The reality of his situation is no longer deniable. Hope has disappeared. The end is nigh. And so he resorts to the matter of fact. Never again.
But the pain doesn’t end there, for our soldier takes a moment to think back, to recall to remember the times they had together, the love they shared and the life they built. And in this moment the sense of loss is acute,
” Our whole life together is there for us to see. We have honored and loved each other, and waited for each other now for two years…and time will have to heal the wounds of my not coming back.”
But the poignancy and loss does not end there, for our soldier does not just look back at the love they shared but he looks forward too, and in his imagining he sees a world for his beloved without him, but with someone else. In his love and concern for his partner (who is “beautiful” and still only 28) and their two children (Gertrud and Claus) he exhorts her to find someone else to love and marry after just a few months of his death. This is his dying wish for them
“Children forget quickly, especially at that age. Take a good look at the man of your choice, take note of his eyes and the pressure of his handshake…”

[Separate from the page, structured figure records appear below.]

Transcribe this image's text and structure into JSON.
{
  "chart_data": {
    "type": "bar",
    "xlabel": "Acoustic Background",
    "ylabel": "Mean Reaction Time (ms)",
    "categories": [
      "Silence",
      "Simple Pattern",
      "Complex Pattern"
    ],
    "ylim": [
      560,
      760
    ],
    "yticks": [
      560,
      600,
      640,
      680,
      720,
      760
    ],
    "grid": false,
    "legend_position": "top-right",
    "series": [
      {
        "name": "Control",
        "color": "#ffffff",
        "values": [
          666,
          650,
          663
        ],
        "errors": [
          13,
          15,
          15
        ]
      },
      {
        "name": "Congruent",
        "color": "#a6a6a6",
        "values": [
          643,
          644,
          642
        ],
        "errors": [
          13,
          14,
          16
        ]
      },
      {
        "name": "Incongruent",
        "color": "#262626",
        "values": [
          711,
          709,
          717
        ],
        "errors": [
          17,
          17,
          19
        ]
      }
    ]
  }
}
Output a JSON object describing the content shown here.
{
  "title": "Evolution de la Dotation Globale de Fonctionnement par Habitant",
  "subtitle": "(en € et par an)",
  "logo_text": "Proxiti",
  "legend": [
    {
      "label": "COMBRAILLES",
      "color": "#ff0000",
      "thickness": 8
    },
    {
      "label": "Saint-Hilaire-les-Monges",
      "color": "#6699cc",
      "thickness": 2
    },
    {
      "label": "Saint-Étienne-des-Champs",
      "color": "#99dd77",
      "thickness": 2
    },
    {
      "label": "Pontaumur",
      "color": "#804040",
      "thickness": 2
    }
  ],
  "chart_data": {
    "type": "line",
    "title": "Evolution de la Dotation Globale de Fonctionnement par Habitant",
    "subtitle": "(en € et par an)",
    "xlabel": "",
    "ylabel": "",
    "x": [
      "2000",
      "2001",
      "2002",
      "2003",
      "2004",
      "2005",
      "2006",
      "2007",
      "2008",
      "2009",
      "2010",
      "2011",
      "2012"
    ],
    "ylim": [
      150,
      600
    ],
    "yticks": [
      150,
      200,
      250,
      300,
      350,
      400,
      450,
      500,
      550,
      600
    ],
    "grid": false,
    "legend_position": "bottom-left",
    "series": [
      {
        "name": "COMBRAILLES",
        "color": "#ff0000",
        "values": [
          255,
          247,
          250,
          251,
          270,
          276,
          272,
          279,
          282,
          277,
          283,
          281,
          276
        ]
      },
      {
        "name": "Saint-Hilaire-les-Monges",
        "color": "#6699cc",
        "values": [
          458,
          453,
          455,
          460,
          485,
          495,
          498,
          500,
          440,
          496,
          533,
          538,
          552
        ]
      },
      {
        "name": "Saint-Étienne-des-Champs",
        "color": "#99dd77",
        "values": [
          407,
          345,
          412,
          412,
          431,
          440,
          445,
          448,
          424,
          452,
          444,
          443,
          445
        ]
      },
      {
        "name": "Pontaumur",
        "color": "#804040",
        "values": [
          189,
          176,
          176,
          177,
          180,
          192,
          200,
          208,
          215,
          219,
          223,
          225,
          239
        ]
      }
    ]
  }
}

How must it have felt to write those words? To imagine your beloved with someone else? To see in your mind your children with a different father. To know that you will never see any of them again.
Only occasionally does he let slip the heaviness and despair in his heart as he faces his inevitable death. And at the end he exhorts her to tell the children as they grow up that their father was never a coward. That he faced his death with honour and without fear.
This is a letter about letting go. And letting go of the people we love, of the future we hoped for, of the dreams for our shared lives, of the hope that we had of seeing each other again.
Letting go – like waiting – is probably one of the most profound, most pure, most selfless expressions of love. For in the act of waiting and in the act of letting go, there is nothing self-seeking. When everything seems lost and when there seems to be no hope, love waits. It waits and it waits and it waits. It waits patiently because of the deep longing to see the beloved just once more.
And in letting go, the beloved says to the beloved: go and live and find love and happiness without me.
So, in the midst of this painful, destructive, barbaric war we come across these examples of pure, unrefined, selfless love.